In September of 2020 at the age of 21, I was pregnant with my son during what appeared to be a perfectly normal pregnancy. Thankfully, I delivered a healthy baby boy. But just two days later, I began experiencing significant swelling in my left leg. I knew it was normal for pregnant women to retain water and have swelling but this did not seem normal to me. Despite my concerns I was sent home with “normal postpartum symptoms.”
The next morning, I woke up to my son crying but I was unable to move or go get him. My entire left leg was extremely heavy, red, and swollen. An ambulance was called and when I arrived at the hospital, I was administered a therapeutic dose of Lovenox. An ultrasound was ordered, which determined I had a deep vein thrombosis (DVT), or a blood clot in my leg, that started behind my pelvis and extended all the way to my knee. The doctors explained that the blood clot was caused by elevated estrogen levels during my pregnancy. I had no idea that pregnancy and childbirth were risk factors for blood clots.
I was then set by ambulance to another town where I was admitted for a week. Throughout this entire nerve-racking experience I was alone due to COVID-19 restrictions. This was a week I will never forget. I kept wondering, “Will I wake up? Will my blood clot travel elsewhere in my body?” The unknown was terrifying.

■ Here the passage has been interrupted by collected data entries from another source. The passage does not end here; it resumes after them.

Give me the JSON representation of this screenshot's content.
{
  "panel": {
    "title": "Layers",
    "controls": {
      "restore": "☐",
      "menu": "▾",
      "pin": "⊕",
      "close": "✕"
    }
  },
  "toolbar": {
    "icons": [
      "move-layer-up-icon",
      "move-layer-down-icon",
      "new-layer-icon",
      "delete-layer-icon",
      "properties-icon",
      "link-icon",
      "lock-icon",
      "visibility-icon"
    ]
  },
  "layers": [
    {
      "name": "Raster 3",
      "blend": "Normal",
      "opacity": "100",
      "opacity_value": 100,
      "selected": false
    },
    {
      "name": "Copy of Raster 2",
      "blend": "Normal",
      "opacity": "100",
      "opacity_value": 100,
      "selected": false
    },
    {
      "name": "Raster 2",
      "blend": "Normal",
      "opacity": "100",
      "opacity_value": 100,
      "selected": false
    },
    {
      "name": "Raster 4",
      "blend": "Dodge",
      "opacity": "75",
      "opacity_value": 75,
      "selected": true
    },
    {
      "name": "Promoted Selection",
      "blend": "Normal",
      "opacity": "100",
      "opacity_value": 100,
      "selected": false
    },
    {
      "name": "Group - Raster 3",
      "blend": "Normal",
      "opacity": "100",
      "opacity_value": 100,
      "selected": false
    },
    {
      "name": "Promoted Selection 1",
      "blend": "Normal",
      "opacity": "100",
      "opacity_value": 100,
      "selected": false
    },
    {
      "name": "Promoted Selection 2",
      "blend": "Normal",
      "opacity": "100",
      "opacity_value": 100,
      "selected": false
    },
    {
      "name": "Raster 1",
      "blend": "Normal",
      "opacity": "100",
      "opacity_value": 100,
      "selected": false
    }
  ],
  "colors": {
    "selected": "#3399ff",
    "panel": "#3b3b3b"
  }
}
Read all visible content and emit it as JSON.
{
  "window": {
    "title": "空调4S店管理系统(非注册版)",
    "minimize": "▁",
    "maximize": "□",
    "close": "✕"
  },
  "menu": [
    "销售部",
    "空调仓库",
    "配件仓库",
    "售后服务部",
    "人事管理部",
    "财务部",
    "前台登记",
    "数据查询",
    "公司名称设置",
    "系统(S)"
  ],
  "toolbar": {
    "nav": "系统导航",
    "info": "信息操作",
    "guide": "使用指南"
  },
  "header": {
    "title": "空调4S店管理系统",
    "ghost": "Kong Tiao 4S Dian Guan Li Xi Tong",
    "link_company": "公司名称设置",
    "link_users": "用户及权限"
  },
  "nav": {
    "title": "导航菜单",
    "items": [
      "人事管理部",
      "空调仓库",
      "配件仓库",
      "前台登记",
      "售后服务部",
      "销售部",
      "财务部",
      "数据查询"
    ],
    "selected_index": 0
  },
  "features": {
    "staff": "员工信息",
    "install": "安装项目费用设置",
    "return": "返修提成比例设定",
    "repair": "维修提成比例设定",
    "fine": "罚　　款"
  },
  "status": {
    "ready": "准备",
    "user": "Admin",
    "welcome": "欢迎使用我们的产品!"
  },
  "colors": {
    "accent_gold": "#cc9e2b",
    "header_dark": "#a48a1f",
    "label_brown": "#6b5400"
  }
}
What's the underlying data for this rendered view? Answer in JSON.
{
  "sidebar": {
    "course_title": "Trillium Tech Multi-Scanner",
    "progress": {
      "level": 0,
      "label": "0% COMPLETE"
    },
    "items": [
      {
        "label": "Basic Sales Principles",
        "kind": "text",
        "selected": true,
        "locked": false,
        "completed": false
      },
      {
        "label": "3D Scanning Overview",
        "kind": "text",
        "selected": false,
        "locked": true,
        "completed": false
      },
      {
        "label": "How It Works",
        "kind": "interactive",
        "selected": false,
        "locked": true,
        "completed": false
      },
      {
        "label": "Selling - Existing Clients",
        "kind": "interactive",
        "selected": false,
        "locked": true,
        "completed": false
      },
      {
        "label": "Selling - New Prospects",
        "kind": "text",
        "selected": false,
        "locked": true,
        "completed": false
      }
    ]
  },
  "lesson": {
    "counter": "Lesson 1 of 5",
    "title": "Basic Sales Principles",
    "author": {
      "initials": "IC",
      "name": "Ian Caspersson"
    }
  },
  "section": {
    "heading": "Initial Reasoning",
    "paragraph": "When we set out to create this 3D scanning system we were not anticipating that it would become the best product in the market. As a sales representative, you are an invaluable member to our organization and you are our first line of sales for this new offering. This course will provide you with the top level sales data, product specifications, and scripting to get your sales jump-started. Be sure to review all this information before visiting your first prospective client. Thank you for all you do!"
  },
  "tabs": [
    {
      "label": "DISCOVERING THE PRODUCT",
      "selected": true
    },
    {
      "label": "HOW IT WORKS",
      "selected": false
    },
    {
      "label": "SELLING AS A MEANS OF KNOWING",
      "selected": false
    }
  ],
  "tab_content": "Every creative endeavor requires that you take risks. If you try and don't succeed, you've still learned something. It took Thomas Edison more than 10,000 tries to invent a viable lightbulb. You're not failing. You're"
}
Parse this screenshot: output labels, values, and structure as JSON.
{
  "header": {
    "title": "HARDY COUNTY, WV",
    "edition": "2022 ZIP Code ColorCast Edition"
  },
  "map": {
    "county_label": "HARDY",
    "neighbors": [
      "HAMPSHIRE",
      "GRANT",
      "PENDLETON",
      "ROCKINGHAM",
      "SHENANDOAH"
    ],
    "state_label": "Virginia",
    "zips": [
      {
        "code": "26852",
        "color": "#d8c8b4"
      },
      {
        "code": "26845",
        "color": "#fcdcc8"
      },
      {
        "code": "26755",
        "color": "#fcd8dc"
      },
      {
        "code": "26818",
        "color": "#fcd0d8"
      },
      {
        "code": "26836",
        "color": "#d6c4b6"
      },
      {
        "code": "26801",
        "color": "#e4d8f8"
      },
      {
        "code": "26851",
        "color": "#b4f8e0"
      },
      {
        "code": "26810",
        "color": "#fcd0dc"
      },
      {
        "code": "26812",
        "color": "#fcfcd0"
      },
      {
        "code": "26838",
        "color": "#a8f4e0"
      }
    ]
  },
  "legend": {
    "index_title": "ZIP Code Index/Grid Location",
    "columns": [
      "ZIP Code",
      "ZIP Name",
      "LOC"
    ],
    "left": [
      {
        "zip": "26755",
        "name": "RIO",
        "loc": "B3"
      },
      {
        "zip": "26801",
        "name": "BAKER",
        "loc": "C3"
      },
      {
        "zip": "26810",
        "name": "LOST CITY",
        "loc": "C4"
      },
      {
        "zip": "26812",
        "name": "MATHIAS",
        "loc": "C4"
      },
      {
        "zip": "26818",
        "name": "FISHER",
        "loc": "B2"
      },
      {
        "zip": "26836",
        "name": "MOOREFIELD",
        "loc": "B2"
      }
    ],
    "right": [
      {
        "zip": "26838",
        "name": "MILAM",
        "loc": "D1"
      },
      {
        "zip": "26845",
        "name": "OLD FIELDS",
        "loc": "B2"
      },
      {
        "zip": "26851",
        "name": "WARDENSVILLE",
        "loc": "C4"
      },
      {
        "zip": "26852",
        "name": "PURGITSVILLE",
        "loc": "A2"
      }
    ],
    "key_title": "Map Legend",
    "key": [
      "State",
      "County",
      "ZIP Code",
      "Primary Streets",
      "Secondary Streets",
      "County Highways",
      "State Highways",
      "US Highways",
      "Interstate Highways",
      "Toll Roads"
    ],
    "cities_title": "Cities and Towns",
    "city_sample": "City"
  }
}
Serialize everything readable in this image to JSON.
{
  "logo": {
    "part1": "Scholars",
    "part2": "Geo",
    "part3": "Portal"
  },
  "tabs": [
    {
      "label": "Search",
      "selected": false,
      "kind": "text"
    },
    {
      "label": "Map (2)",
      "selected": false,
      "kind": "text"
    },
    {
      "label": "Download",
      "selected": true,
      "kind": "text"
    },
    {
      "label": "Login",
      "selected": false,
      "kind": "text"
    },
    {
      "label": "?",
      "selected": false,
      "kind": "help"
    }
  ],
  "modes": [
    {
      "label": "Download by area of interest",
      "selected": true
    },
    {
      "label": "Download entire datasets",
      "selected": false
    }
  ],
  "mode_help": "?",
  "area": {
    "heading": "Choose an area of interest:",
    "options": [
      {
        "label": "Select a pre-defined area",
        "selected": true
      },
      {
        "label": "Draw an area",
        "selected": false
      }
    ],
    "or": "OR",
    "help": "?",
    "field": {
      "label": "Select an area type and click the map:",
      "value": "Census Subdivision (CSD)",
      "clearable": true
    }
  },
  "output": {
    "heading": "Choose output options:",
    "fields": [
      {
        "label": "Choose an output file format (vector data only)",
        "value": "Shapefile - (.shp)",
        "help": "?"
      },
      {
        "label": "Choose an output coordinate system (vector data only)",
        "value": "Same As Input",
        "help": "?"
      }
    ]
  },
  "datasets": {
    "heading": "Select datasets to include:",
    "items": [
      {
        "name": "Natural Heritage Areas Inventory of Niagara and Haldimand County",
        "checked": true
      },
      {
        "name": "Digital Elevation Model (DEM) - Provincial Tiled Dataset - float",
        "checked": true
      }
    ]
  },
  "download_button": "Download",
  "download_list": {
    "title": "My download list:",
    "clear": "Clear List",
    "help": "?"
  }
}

Finally, after all of the treatments, isolation, and unknowns, I was released and sent home to live an entirely “new normal.” I could barely take a step without being extremely fatigued, my leg was still so heavy. Despite taking blood thinners twice a day and pain medication, I was still unable to walk. I spent the next three months bed bound. When I did get up, I would use a computer chair to move around due to the pain and heaviness in my leg.
It’s been almost a year now, and I’ve been diagnosed with May-Thurner Syndrome (MTS). I will have a kink in my vein for the rest of my life, that will cause constant discomfort and swelling. Due to the fear I have for my future, I put it all in God’s hands, I just don’t know what tomorrow could hold. Young girls like myself don’t know the risks for blood clots. It’s scary and lonely. Blood clots are not just a “one-time thing,” because the experience will affect you forever.